The languid sunset, mother of roses,
Lingers, a light on the magic seas,
The wide fire flames, as a flower uncloses,
Heavy with odour, and loose to the breeze.

The red rose clouds, without law or leader,
Gather and float in the airy plain;
The nightingale sings to the dewy cedar,
The cedar scatters his scent to the main.

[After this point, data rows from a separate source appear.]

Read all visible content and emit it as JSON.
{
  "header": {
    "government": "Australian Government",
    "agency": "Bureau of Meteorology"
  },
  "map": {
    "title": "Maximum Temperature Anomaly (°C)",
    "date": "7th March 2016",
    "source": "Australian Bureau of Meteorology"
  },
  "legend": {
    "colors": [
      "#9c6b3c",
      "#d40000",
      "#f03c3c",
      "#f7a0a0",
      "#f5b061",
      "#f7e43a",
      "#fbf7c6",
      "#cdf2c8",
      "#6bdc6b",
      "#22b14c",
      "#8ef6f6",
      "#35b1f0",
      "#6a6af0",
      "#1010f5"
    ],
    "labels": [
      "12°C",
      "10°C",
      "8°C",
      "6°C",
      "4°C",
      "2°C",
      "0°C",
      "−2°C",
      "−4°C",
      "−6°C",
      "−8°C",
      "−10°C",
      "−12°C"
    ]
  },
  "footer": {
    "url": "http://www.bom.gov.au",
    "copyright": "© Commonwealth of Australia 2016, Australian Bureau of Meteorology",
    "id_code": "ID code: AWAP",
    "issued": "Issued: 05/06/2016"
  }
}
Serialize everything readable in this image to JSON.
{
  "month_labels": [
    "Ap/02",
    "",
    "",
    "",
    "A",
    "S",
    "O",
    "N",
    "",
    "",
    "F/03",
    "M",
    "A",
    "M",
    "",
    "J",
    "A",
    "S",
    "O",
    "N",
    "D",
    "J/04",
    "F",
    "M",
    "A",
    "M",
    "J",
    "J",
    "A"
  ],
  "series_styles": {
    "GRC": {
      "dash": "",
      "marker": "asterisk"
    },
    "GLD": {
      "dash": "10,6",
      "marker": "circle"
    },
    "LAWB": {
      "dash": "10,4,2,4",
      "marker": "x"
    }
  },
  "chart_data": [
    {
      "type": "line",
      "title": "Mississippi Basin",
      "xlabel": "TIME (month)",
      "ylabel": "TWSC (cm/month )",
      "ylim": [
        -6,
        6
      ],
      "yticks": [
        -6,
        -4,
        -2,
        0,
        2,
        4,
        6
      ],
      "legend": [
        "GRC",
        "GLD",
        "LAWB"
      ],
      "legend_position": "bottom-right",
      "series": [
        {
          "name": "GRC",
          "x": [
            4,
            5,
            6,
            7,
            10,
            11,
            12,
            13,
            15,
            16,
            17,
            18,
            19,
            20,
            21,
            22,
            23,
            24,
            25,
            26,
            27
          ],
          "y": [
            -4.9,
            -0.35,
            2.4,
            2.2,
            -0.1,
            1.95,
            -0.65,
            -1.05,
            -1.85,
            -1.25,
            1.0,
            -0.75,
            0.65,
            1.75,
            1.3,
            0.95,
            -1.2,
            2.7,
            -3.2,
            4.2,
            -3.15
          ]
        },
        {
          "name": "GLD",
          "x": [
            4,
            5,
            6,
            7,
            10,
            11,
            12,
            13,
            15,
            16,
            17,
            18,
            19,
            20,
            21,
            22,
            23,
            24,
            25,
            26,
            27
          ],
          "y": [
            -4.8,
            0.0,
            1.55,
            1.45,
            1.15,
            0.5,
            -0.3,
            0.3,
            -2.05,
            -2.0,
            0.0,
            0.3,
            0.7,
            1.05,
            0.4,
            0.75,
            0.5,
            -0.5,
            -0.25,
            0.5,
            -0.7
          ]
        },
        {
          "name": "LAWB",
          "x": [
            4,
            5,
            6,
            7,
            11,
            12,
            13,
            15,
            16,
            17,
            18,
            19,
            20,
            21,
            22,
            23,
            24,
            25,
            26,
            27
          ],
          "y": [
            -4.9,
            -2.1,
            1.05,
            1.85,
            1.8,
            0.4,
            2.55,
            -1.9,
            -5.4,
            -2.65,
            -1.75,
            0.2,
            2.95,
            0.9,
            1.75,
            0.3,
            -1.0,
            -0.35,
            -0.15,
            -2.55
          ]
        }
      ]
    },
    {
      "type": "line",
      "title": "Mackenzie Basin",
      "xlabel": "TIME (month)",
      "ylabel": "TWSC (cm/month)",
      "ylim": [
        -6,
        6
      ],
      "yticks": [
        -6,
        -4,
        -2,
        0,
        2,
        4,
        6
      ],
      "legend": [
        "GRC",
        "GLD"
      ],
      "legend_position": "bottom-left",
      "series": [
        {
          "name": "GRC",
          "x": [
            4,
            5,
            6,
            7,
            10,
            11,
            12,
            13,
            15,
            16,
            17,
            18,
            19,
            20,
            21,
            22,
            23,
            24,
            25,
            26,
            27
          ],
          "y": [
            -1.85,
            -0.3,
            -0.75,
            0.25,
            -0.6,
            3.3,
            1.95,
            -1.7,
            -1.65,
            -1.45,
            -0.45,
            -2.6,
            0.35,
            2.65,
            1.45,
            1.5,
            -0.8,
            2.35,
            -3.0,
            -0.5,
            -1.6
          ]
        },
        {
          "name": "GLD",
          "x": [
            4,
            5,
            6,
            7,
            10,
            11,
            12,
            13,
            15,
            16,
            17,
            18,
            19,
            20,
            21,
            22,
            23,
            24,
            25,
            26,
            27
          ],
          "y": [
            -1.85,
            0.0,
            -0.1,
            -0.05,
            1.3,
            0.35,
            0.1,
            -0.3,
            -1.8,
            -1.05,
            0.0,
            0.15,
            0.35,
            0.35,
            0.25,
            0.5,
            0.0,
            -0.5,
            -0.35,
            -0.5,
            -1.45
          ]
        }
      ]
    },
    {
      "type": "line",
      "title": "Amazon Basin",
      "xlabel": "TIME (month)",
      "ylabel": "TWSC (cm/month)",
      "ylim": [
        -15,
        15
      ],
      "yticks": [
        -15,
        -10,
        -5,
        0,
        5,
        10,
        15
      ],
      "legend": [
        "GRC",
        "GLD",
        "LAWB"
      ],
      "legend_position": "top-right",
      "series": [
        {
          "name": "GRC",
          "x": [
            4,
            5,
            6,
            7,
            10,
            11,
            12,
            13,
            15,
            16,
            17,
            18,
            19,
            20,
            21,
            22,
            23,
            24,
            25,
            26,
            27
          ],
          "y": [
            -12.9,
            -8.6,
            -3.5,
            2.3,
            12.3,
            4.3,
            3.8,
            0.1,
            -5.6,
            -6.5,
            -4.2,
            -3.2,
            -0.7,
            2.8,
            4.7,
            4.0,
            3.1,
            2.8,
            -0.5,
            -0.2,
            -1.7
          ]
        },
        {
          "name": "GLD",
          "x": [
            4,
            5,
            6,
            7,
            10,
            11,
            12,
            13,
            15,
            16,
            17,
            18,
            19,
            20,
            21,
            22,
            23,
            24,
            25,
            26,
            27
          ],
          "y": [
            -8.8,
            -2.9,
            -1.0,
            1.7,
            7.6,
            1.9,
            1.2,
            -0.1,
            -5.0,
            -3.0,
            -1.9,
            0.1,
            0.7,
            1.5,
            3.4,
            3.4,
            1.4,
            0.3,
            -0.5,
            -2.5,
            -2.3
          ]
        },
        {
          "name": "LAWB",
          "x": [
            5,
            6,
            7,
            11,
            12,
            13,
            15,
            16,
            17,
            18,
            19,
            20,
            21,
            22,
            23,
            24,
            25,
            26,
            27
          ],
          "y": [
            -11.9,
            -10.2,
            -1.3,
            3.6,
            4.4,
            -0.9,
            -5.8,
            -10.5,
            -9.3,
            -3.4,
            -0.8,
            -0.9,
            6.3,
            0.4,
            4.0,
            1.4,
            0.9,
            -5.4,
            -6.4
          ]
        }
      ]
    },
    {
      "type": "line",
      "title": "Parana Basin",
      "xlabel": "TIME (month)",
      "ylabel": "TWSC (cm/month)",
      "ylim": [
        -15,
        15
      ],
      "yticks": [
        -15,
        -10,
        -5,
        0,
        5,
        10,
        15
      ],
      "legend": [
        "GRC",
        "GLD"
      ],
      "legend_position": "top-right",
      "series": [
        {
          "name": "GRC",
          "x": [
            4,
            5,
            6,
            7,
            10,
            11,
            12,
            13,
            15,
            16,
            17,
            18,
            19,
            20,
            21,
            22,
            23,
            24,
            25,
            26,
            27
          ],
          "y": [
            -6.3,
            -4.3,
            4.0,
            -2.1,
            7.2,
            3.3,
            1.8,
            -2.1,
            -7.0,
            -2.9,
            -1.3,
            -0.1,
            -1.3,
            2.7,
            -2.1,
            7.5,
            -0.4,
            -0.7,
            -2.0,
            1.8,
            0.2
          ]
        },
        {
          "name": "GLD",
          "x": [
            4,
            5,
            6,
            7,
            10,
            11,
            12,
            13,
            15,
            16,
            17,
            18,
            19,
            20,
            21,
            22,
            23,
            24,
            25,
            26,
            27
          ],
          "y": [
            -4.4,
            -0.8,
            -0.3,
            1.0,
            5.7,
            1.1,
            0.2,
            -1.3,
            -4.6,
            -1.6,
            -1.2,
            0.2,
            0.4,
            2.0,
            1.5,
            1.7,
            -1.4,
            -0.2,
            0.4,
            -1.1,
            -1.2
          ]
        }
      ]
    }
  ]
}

The strange flowers' perfume turns to singing,
Heard afar over moonlit seas:
The Siren's song, grown faint in winging,
Falls in scent on the cedar trees.

As waifs blown out of the sunset, flying,
Purple, and rosy, and grey, the birds
Brighten the air with their wings; their crying
Wakens a moment the weary herds.

Butterflies flit from the fairy garden,
Living blossoms of flying flowers;
Never the nights with winter harden,
Nor moons wax keen in this land of ours.

Great fruits, fragrant, green and golden,
Gleam in the green, and droop and fall;
Blossom, and bud, and flower unfolden,
Swing, and cling to the garden wall.

Deep in the woods as twilight darkens,
Glades are red with the scented fire;
Far in the dells the white maid hearkens,
Song and sigh of the heart's desire.

Ah, and as moonlight fades in morning,
Maiden's song in the matin grey,
Faints as the first bird's note, a warning,
Wakes and wails to the new-born day.

The waking song and the dying measure
Meet, and the waxing and waning light
Meet, and faint with the hours of pleasure,
The rose of the sea and the sky is white.